This forum is in READ-ONLY mode.
You can look around, but if you want to ask a new question, please use the new forum.
Home » plugins » User management plugins » sfGuard does not force user to authenticate
sfGuard does not force user to authenticate [message #55863] Thu, 10 July 2008 04:47 Go to previous message
doza  is currently offline doza
Messages: 3
Registered: December 2007
Junior Member

I am trying to implement sfGuard with 1.1. I have the plugin installed and (think) I followed all of the instructions on the plugin documentation page, but I have an issue. I tried to secure my whole application to test it out, but I am never prompted to login. It just lets me go straight to the page that I have requested.

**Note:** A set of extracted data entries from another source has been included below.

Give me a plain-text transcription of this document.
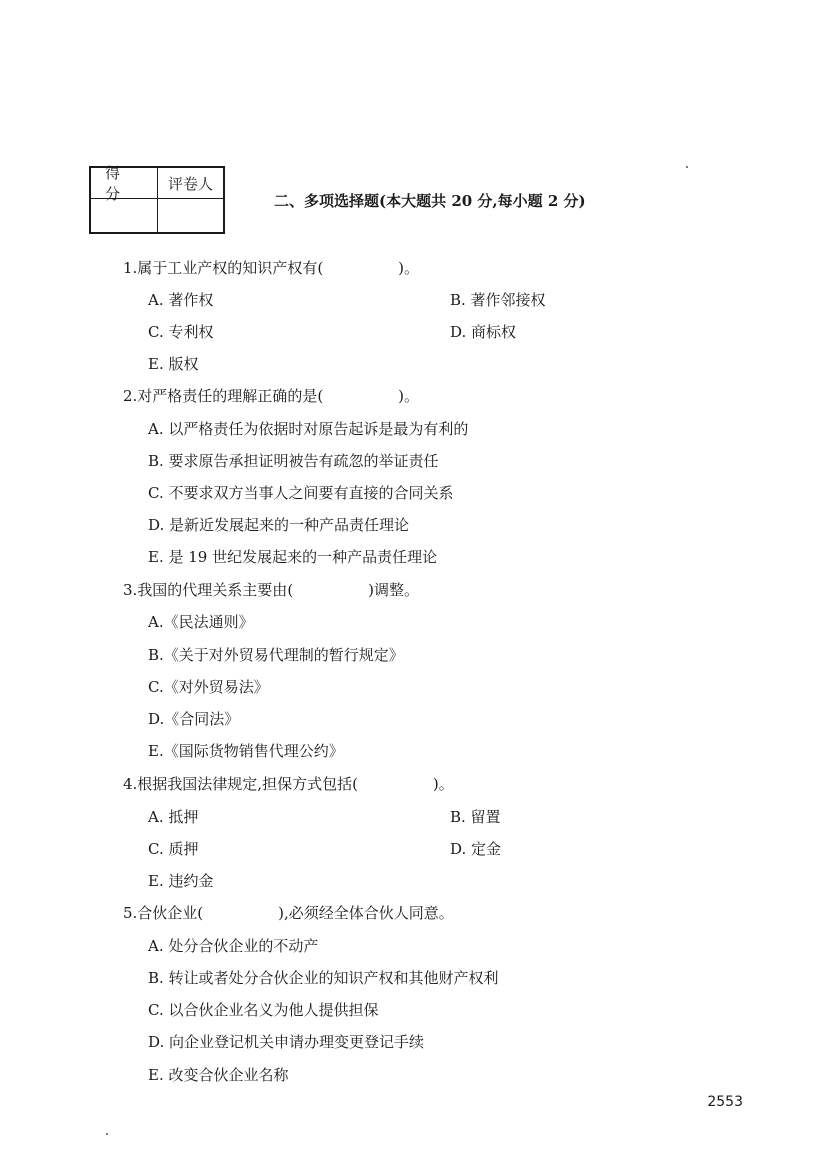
得 分
评卷人
二、多项选择题(本大题共 20 分,每小题 2 分)
1.属于工业产权的知识产权有(　　　　　)。
A. 著作权	B. 著作邻接权
C. 专利权	D. 商标权
E. 版权
2.对严格责任的理解正确的是(　　　　　)。
A. 以严格责任为依据时对原告起诉是最为有利的
B. 要求原告承担证明被告有疏忽的举证责任
C. 不要求双方当事人之间要有直接的合同关系
D. 是新近发展起来的一种产品责任理论
E. 是 19 世纪发展起来的一种产品责任理论
3.我国的代理关系主要由(　　　　　)调整。
A.《民法通则》
B.《关于对外贸易代理制的暂行规定》
C.《对外贸易法》
D.《合同法》
E.《国际货物销售代理公约》
4.根据我国法律规定,担保方式包括(　　　　　)。
A. 抵押	B. 留置
C. 质押	D. 定金
E. 违约金
5.合伙企业(　　　　　),必须经全体合伙人同意。
A. 处分合伙企业的不动产
B. 转让或者处分合伙企业的知识产权和其他财产权利
C. 以合伙企业名义为他人提供担保
D. 向企业登记机关申请办理变更登记手续
E. 改变合伙企业名称
2553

Here is the log that is generated when I access a page (

1	Info PatternRouting	Connect "/"
2	Info PatternRouting	Connect "/symfony/:action/*"
3	Info PatternRouting	Connect "/:module"
4	Info PatternRouting	Connect "/:module/:action/*"
5	Info PatternRouting	Connect "/login"
6	Info PatternRouting	Connect "/logout"
7	Info PatternRouting	Connect "/request_password"
8	Info PatternRouting	Connect "/login"
9	Info PatternRouting	Connect "/logout"
10	Info PatternRouting	Connect "/request_password"
11	Info FrontWebController	Initialization
12	Info PatternRouting	Match route [default_index] for "/:module"
13	Info WebRequest	Request parameters array ( 'action' => 'index', 'module' => 'user',)
14	Info Context	Initialization
15	Info FrontWebController	Dispatch request

Here is my routing.yml

# default rules
  url:   /
  param: { module: default, action: index }

  url:   /symfony/:action/*
  param: { module: default }

  url:   /:module
  param: { action: index }

  url:   /:module/:action/*

  url:   /login
  param: { modules: sfGuardAuth, action: signin }

  url:   /logout
  param: { modules: sfGuardAuth, action: signout }

  url:   /request_password
  param: { module: sfGuardAuth, action: password }

Here is a snippet from my settings.yml

    # Form security secret (CSRF protection)
    # csrf_secret:            off     # Unique secret to enable CSRF protection or false to disable

    # Output escaping settings
    escaping_strategy:      false            # Determines how variables are made available to templates. Accepted values: on, off.
    escaping_method:        ESC_SPECIALCHARS # Function or helper used for escaping. Accepted values: ESC_RAW, ESC_ENTITIES, ESC_JS, ESC_JS_NO_ENTITIES, and ESC_SPECIALCHARS.

    enabled_modules:        [default, sfGuardAuth]

    login_module:           sfGuardAuth
    login_action:           signin

    secure_module:          sfGuardAuth
    secure_action:          secure

And here is my security.yml

  is_secure: on

I'm not sure if this is relevant, but the application is on a shared host at 1and1. I did follow the steps on the wiki for installing on 1and1. I apologize for posting so much info, but I was not sure which part of it was relevant to my issue.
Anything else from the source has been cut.